What Are Editors to Do?

Deegan: program and interface least durable parts of electronic editions, however this division of intellectual capital that externalizes program and interface dissolves with inclusion of digitally native, electronic literature as the subject of scholarly editions.

(365-366) We might expand the distinction to a fivefold one: data, metadata, links, program, and interface. The first three contain the intellectual capital in an edition; the last two are (should be?) external. However important the programs used to create and deliver the edition and however important the interface through which it is accessed, scholars must always remember that these parts of any electronic edition are the least durable.

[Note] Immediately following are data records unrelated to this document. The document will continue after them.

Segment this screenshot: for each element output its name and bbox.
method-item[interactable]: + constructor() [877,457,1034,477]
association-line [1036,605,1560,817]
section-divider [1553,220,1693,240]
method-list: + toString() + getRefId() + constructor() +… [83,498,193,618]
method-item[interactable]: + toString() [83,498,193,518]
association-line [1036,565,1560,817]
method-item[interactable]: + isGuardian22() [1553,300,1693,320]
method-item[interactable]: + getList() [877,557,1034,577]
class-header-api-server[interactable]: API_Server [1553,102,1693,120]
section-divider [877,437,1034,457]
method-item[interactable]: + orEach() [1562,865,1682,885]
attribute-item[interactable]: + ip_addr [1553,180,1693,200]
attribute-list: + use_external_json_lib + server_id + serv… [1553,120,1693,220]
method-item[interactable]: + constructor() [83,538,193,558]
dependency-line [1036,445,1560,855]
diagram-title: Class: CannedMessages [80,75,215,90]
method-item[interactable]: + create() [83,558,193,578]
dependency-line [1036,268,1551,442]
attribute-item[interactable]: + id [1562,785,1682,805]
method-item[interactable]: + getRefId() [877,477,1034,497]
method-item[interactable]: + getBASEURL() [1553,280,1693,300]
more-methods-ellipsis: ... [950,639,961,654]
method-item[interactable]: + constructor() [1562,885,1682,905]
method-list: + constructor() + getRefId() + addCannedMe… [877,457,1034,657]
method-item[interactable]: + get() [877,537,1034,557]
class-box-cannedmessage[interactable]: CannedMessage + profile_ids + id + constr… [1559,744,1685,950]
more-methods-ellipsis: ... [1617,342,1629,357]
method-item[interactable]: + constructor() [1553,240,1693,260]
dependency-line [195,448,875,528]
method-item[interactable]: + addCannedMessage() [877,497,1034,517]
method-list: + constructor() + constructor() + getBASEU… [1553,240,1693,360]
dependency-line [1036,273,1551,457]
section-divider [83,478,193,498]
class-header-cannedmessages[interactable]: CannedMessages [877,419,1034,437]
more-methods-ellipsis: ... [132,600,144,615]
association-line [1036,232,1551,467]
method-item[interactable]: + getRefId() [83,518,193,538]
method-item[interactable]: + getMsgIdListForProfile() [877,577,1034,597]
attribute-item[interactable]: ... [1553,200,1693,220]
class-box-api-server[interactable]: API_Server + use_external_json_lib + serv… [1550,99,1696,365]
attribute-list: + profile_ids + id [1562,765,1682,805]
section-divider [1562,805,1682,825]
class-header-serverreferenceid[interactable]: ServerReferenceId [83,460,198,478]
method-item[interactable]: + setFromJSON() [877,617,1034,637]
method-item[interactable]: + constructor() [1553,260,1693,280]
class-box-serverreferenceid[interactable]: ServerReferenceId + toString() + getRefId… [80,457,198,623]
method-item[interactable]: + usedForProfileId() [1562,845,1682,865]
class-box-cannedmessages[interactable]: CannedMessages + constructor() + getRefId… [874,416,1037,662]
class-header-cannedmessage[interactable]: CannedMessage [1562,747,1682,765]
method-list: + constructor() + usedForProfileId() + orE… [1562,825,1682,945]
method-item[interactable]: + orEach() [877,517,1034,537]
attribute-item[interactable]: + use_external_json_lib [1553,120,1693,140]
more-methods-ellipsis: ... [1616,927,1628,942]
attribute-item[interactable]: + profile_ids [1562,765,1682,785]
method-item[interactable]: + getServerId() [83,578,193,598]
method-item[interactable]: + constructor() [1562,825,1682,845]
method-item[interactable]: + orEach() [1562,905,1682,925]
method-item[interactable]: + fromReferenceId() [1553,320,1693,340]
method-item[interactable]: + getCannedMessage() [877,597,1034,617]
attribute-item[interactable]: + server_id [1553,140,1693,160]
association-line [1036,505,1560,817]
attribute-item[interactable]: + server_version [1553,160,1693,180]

Creating Preservable Assets
(366) One relatively straightforward approach is to produce a fixed edition on some stable medium at regular stages in its life, as is being done for
The Cambridge Edition of the Works of Ben Jonson, described by David Gants.
(367) While this volume deals primarily with electronic textual editions, such is the power of the medium that other media can be included, which all must be created according to standards and stored in a format that is nonproprietary and well supported. Eaves observes that editors of multimedia editions should
double-edit: edit first in discrete, then in integrated media.

Applying Data Standards

Deegan: CCS link of cultural bias in encoding recommends ASCII entity references over direct Unicode; see Case and Gee.

(367) For text, the ASCII standard should always be used, with markup added that is also in ASCII. There has been great progress in the presentation of special characters through the Unicode standard, but it is preferable that characters be encoded as entity references that can be displayed in Unicode than encoded as Unicode itself.
(368) Image data should be captured at the best quality possible to reveal all significant information about the original, then stored in a nonproprietary file format using only lossless compression (if compression is used at all).
(369) The long-term prospects of electronic editions are also affected by the naming conventions used. . . . Work is being done on alternatives to URLs. Uniform resource names (URNs) identify a piece of information independent of its location: if the location changes, the information can still be found. One type of identifier that has been adopted by a number of publishers is the digital object identifier (DOI). DOIs are persistent names that link to some form of redirection.
(369) The problem with using these specifications [Xlink and Xpointer] is that there is more of a learning curve when linking is done through pointing and clicking in various kinds of authoring software. Bur for long-term security, links must be separated from programs.

Unsworth, John, Katherine O’Brien O’Keeffe, and Lou Burnard. Electronic Textual Editing. New York: Modern Language Association of America, 2006. Print.